La correspondance reconstitue l'événement
et les sentiments qui l'accompagnèrent.


Journal, 9 avril 1855. "Triste toute la journée, - triste et abattu. Désespérance mélancolique sur tous les points. Assisté de loin au départ de ..., depuis l'île Rousseau."
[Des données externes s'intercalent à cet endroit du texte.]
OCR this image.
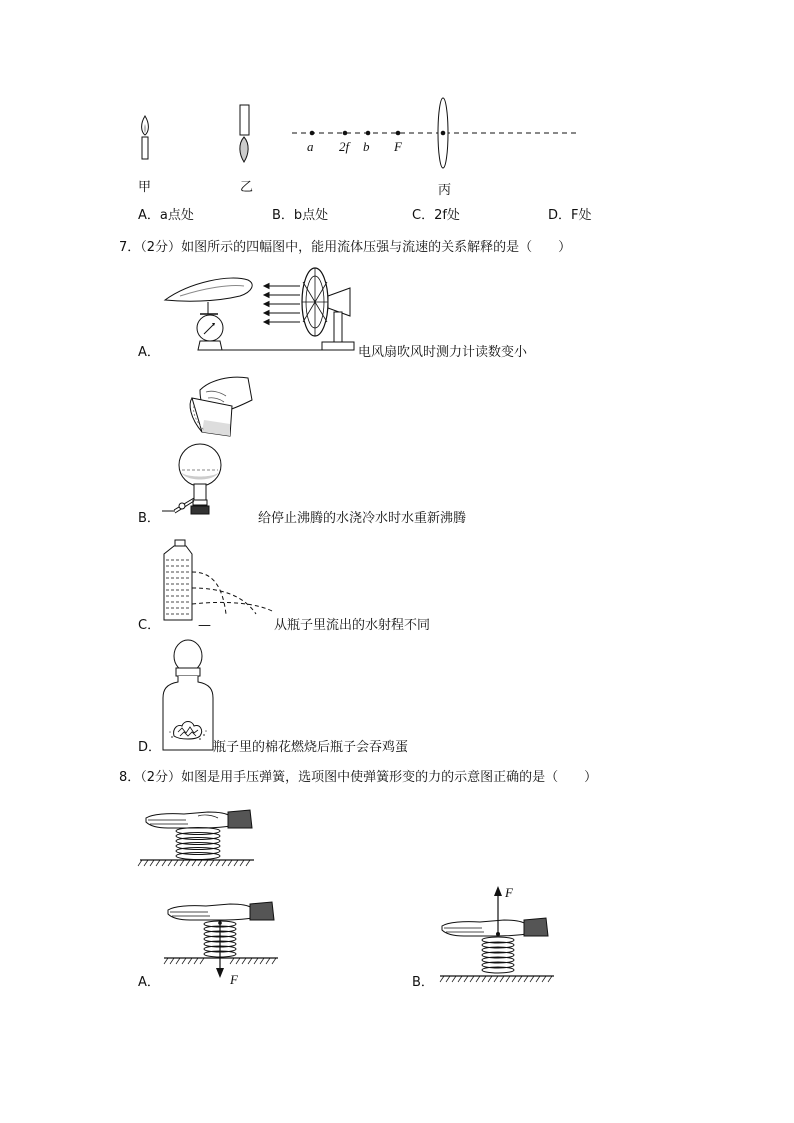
甲	乙
a 2f b F
丙
A．a点处	B．b点处	C．2f处	D．F处
7．（2分）如图所示的四幅图中，能用流体压强与流速的关系解释的是（　　）
A．	电风扇吹风时测力计读数变小
B．	给停止沸腾的水浇冷水时水重新沸腾
C．	—	从瓶子里流出的水射程不同
D．	瓶子里的棉花燃烧后瓶子会吞鸡蛋
8．（2分）如图是用手压弹簧，选项图中使弹簧形变的力的示意图正确的是（　　）
F
A．
F
B．
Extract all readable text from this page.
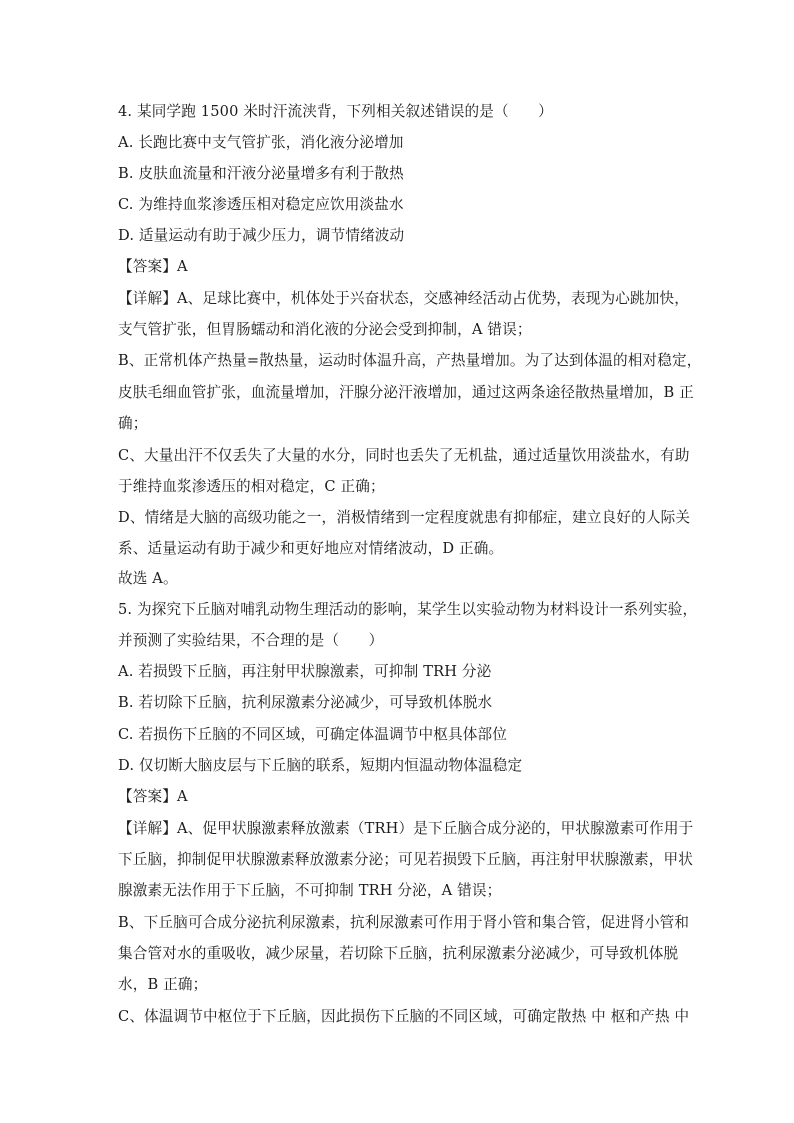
4. 某同学跑 1500 米时汗流浃背，下列相关叙述错误的是（　　）
A. 长跑比赛中支气管扩张，消化液分泌增加
B. 皮肤血流量和汗液分泌量增多有利于散热
C. 为维持血浆渗透压相对稳定应饮用淡盐水
D. 适量运动有助于减少压力，调节情绪波动
【答案】A
【详解】A、足球比赛中，机体处于兴奋状态，交感神经活动占优势，表现为心跳加快，
支气管扩张，但胃肠蠕动和消化液的分泌会受到抑制，A 错误；
B、正常机体产热量=散热量，运动时体温升高，产热量增加。为了达到体温的相对稳定，
皮肤毛细血管扩张，血流量增加，汗腺分泌汗液增加，通过这两条途径散热量增加，B 正
确；
C、大量出汗不仅丢失了大量的水分，同时也丢失了无机盐，通过适量饮用淡盐水，有助
于维持血浆渗透压的相对稳定，C 正确；
D、情绪是大脑的高级功能之一，消极情绪到一定程度就患有抑郁症，建立良好的人际关
系、适量运动有助于减少和更好地应对情绪波动，D 正确。
故选 A。
5. 为探究下丘脑对哺乳动物生理活动的影响，某学生以实验动物为材料设计一系列实验，
并预测了实验结果，不合理的是（　　）
A. 若损毁下丘脑，再注射甲状腺激素，可抑制 TRH 分泌
B. 若切除下丘脑，抗利尿激素分泌减少，可导致机体脱水
C. 若损伤下丘脑的不同区域，可确定体温调节中枢具体部位
D. 仅切断大脑皮层与下丘脑的联系，短期内恒温动物体温稳定
【答案】A
【详解】A、促甲状腺激素释放激素（TRH）是下丘脑合成分泌的，甲状腺激素可作用于
下丘脑，抑制促甲状腺激素释放激素分泌；可见若损毁下丘脑，再注射甲状腺激素，甲状
腺激素无法作用于下丘脑，不可抑制 TRH 分泌，A 错误；
B、下丘脑可合成分泌抗利尿激素，抗利尿激素可作用于肾小管和集合管，促进肾小管和
集合管对水的重吸收，减少尿量，若切除下丘脑，抗利尿激素分泌减少，可导致机体脱
水，B 正确；
C、体温调节中枢位于下丘脑，因此损伤下丘脑的不同区域，可确定散热 中 枢和产热 中
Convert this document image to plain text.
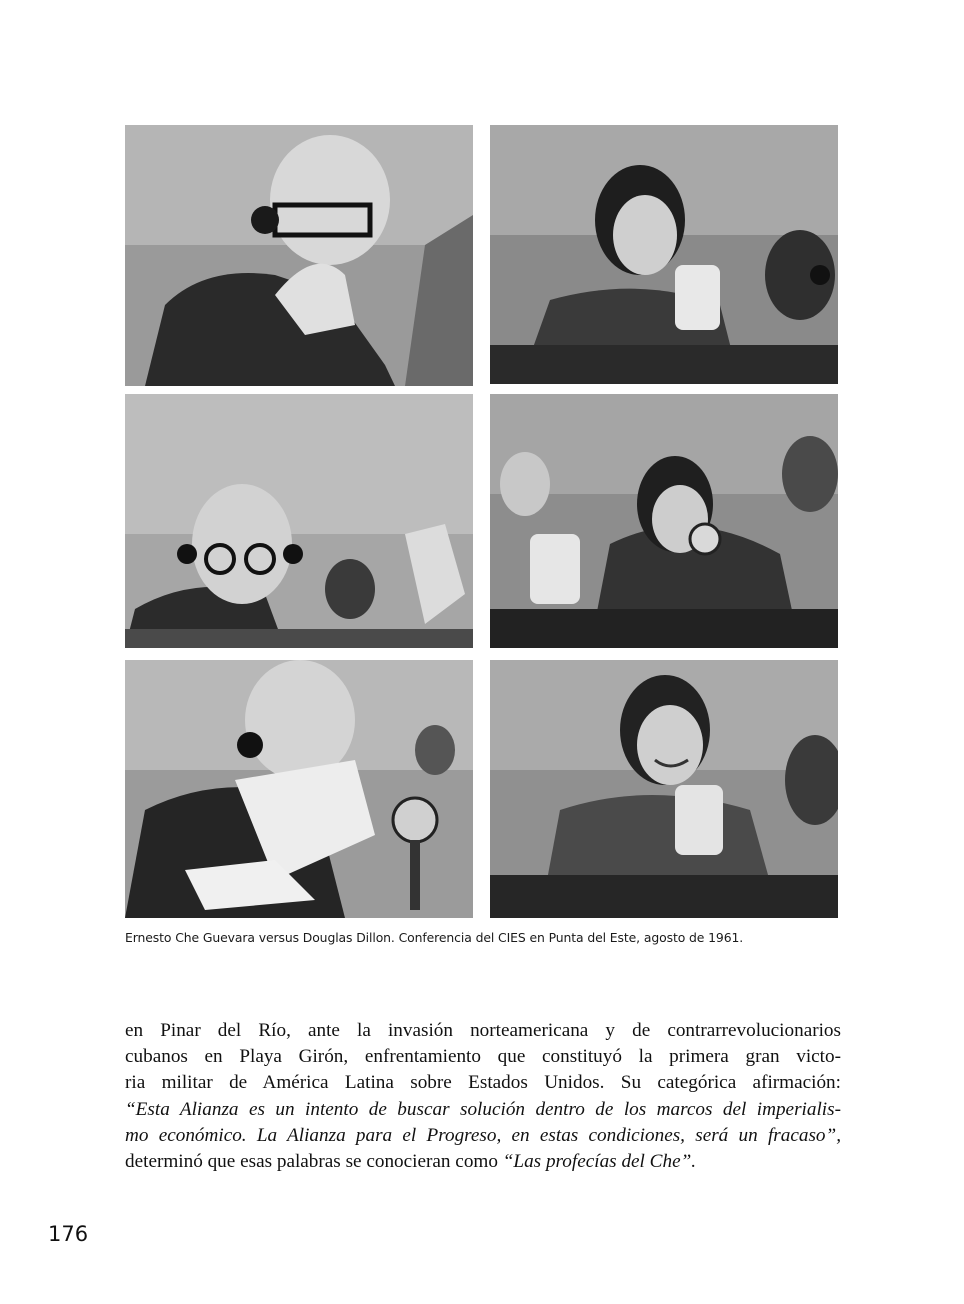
Ernesto Che Guevara versus Douglas Dillon. Conferencia del CIES en Punta del Este, agosto de 1961.
en Pinar del Río, ante la invasión norteamericana y de contrarrevolucionarios
cubanos en Playa Girón, enfrentamiento que constituyó la primera gran victo-
ria militar de América Latina sobre Estados Unidos. Su categórica afirmación:
“Esta Alianza es un intento de buscar solución dentro de los marcos del imperialis-
mo económico. La Alianza para el Progreso, en estas condiciones, será un fracaso”,
determinó que esas palabras se conocieran como “Las profecías del Che”.
176
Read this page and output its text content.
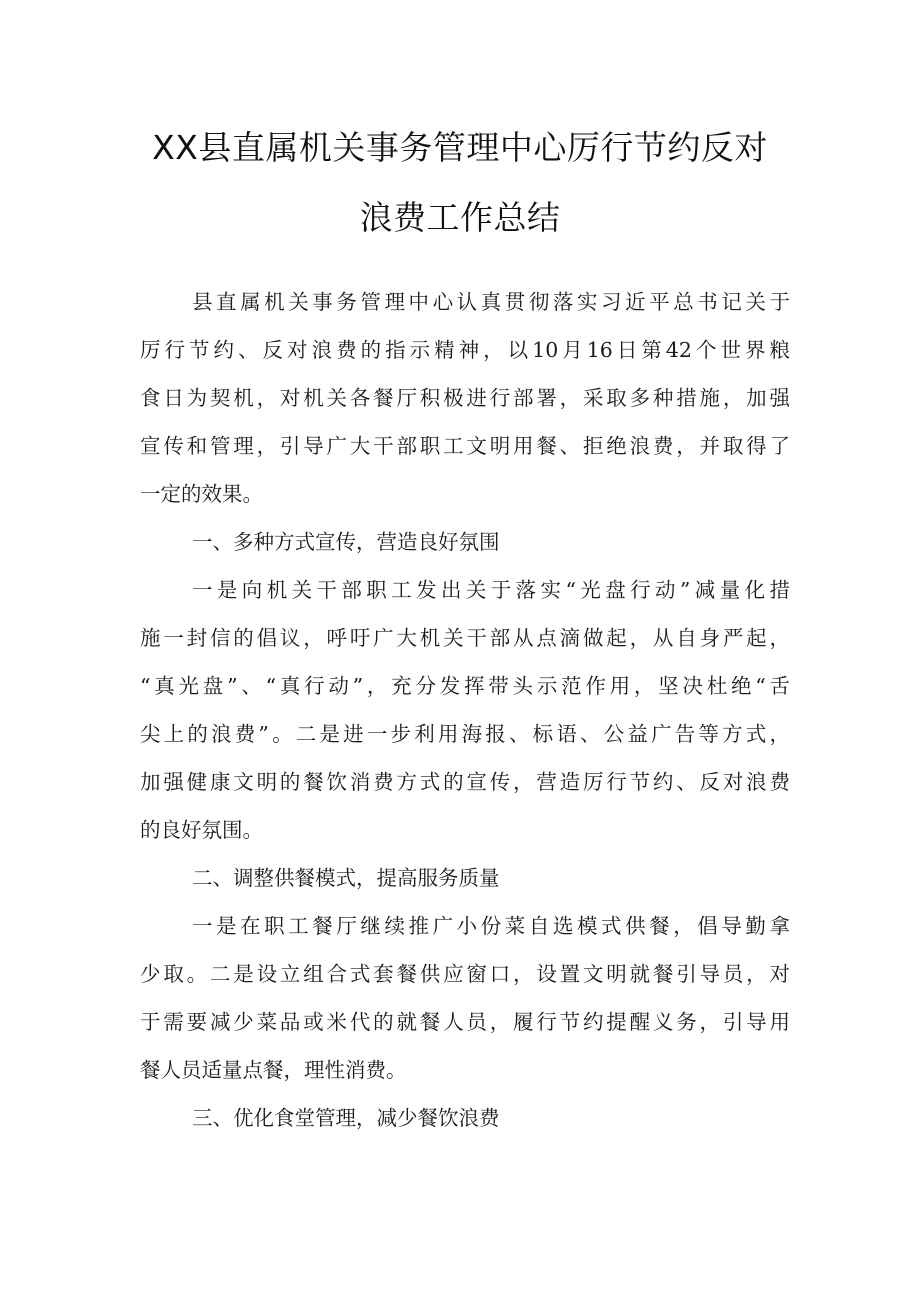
XX县直属机关事务管理中心厉行节约反对
浪费工作总结
县直属机关事务管理中心认真贯彻落实习近平总书记关于
厉行节约、反对浪费的指示精神，以10月16日第42个世界粮
食日为契机，对机关各餐厅积极进行部署，采取多种措施，加强
宣传和管理，引导广大干部职工文明用餐、拒绝浪费，并取得了
一定的效果。
一、多种方式宣传，营造良好氛围
一是向机关干部职工发出关于落实“光盘行动”减量化措
施一封信的倡议，呼吁广大机关干部从点滴做起，从自身严起，
“真光盘”、“真行动”，充分发挥带头示范作用，坚决杜绝“舌
尖上的浪费”。二是进一步利用海报、标语、公益广告等方式，
加强健康文明的餐饮消费方式的宣传，营造厉行节约、反对浪费
的良好氛围。
二、调整供餐模式，提高服务质量
一是在职工餐厅继续推广小份菜自选模式供餐，倡导勤拿
少取。二是设立组合式套餐供应窗口，设置文明就餐引导员，对
于需要减少菜品或米代的就餐人员，履行节约提醒义务，引导用
餐人员适量点餐，理性消费。
三、优化食堂管理，减少餐饮浪费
Correspondance (extraits). "(...) j'ai assisté au départ de l'Helvétie depuis l'île Rousseau (...) La fumée enveloppait le navire qui emportait sa musique en nous envoyant son écume : symbole consolant dans sa tristesse." - "Oui, Fritz, vous étiez là pour me voir partir, je vous ai vu par un de ces sublimes et mystérieux pouvoirs du coeur. Depuis le bateau, je vous cherchais sur les quais où je vous avais vu passer de mes fenêtres. Quand tout à coup j'ai senti que vous étiez derrière moi, je me retournai, et vous vis sur l'Ile. Que se passait-il dans votre coeur, pendant les quinze minutes que le mien à l'agonie s'élançait auprès de vous? Sentait-il un peu l'angoisse, le désespoir qui ont assailli mon âme? Oh non! c'est impossible, car alors il n'aurait pas la force du sacrifice) (...) je vous aurais fait signe du bateau, mais vous étiez seul sur l'Ile, et d'autres yeux que les miens pouvaient vous y avoir vu." (...) "Enfin le froid chassa tout le monde de dessus le pont, et je pus à mon aise, prier, pleurer, et souffrir."



Paiement d'une dette de tendresse
Journal 12 juillet 1860. Promenade d'adieu avec Egérie (...). Elle ne fait que pleurer depuis quinze jours, et a pris une résolution, celle de repartir pour l'étranger (...) elle se sent brisée, mais elle me demande que je la laisse aller, comme elle m'a supplié d'autres fois, dans de terribles circonstances, de la laisser mourir, de ne pas la retenir sur la terre, pour y souffrir sans relâche et sans terme. (...) Relu la correspondance d'Egérie des dix-huit derniers mois, qui m'a vivement ému. Cédé à un mouvement d'effusion et écrit un billet de tendresse reconnaissante.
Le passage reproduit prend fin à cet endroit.